Anciennement connu sous le nom de Lost on Campus, projet solo anglais au fond très folk/rock, Rob Lynch a décidé, après trois EP, de continuer sa carrière avec son seul nom. Deux autres EP plus tard, c’est en 2014 que sort son premier album et sur lequel on s'arrête aujourd'hui.
All these nights in bars will somehow save my soul marque déjà les esprits de par son titre. En effet on s’imagine facilement dans un pub de Stamford en train de boire sa quatrième pinte comme pour mettre en pause la vie qui s’écoule au-dehors.
La pochette de l’album montre deux enfants, un garçon de trois ans en train de pleurer et a priori sa grande sœur. Dans le livret quelques photos se fondent entre les textes des chansons ; un homme, une femme et leurs enfants dans des lieux divers. C’est alors que l’on comprend que Rob est bien ce gamin blondinet que l’on voit pleurer sur la pochette. Un ton très familial (nostalgique peut-être) se dégage déjà.
« 31/32 » marque le début de l’album, une sorte d’amuse-gueule de 45 secondes. Le décor est planté. Un pub un peu paumé dans la nuit, on passe la porte, un sourire nous prend soudainement. Les gens chantent, boivent, s’amusent et l’envie de se joindre à eux est irrésistible.
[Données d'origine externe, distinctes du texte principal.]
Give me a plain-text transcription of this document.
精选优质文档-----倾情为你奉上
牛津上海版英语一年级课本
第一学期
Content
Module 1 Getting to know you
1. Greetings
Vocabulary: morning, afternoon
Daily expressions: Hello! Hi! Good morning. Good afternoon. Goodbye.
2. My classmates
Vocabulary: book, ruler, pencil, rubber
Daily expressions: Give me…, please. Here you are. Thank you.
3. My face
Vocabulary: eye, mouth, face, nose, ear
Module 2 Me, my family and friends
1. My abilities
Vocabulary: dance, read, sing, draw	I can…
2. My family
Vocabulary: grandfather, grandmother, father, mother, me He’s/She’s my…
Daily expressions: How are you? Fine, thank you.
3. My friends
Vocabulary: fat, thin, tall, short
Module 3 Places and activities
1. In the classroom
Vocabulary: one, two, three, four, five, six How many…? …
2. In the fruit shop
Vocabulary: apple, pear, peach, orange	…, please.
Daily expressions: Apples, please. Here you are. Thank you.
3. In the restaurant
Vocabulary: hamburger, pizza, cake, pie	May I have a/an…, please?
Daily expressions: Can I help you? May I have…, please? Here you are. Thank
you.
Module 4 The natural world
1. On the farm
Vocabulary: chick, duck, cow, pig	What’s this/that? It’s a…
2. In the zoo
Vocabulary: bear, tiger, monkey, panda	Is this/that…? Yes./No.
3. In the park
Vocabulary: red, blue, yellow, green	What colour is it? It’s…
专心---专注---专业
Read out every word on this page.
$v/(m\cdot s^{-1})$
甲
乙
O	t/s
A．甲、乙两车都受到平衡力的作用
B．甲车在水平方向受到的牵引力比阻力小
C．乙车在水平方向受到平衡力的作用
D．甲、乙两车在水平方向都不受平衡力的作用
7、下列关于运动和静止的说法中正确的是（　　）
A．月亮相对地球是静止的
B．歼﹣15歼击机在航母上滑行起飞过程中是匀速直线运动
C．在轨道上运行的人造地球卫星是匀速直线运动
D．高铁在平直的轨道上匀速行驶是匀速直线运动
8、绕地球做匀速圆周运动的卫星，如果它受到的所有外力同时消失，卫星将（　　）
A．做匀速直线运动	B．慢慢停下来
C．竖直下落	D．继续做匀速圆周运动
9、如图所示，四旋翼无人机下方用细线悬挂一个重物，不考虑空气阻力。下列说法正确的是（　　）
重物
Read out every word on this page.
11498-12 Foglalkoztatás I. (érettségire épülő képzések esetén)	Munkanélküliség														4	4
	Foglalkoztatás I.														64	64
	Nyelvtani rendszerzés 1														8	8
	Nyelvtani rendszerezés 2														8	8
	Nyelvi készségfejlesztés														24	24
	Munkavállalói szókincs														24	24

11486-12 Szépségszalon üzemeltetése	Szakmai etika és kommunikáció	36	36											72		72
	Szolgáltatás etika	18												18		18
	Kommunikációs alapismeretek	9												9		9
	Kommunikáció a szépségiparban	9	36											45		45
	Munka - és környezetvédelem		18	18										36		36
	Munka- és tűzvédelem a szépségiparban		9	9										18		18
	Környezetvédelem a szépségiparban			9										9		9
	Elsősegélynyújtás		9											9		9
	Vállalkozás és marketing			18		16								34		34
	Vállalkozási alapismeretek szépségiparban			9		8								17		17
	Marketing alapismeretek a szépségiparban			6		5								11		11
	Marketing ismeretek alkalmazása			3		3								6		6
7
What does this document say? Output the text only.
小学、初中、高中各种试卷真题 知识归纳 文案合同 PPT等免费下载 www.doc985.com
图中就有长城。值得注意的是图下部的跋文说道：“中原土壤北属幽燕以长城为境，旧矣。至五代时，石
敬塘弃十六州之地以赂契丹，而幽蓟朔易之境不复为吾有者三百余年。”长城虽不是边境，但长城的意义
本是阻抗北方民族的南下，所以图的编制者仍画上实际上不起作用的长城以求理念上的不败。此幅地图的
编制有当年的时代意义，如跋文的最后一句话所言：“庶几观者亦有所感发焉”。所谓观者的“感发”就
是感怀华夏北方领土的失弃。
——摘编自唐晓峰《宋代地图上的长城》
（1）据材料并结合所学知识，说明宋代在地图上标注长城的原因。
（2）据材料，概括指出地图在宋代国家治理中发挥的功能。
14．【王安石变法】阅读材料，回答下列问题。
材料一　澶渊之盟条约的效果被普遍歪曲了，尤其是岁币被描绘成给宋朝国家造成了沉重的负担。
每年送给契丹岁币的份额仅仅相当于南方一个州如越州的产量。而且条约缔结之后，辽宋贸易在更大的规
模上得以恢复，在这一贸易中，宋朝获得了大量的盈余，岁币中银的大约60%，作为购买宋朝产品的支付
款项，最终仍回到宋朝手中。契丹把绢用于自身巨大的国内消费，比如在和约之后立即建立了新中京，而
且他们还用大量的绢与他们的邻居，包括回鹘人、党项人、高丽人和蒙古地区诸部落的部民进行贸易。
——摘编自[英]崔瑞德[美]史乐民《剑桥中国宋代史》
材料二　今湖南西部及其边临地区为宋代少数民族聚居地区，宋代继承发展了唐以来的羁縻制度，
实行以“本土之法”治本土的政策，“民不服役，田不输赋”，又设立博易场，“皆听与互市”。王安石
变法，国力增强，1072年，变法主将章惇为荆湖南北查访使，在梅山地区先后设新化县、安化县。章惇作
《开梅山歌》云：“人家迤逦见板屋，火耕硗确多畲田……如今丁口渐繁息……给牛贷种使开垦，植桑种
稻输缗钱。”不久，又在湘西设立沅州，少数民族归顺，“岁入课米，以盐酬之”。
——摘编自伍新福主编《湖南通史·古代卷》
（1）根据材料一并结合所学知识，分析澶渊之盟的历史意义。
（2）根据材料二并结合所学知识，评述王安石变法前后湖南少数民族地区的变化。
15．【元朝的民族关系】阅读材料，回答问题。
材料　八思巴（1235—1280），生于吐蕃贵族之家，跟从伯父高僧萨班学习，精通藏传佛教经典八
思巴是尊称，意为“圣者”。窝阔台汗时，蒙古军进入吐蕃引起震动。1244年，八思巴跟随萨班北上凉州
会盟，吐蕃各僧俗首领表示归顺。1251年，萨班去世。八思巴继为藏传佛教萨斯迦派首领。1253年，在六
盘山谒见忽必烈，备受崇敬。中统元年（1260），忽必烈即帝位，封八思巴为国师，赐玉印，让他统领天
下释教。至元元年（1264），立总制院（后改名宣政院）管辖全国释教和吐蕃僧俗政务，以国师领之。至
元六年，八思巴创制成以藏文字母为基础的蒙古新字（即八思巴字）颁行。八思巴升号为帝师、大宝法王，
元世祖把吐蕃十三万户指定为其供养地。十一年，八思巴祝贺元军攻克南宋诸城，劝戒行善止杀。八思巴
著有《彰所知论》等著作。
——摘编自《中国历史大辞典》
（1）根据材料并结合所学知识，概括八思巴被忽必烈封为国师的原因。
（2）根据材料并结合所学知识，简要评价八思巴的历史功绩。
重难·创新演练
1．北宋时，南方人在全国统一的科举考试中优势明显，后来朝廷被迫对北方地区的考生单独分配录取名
Rob au milieu, avec sa guitare et quelques musiciens, entonne des refrains accrocheurs à en faire trembler les murs tellement l’union est forte (« Broken Bones » et « My Friends And I », titre repris de son projet précédent), l’alcool coule à flot, et personne ici ne sait ce que demain veut dire, le moment présent est tout ce qui compte. L’ambiance est au rock, au folk, et si les violons ne sont pas de sortie on est presque tenté de les imaginer derrière, saignant. C’est cette atmosphère qui nous ouvre les portes de l’univers très vaste du musicien.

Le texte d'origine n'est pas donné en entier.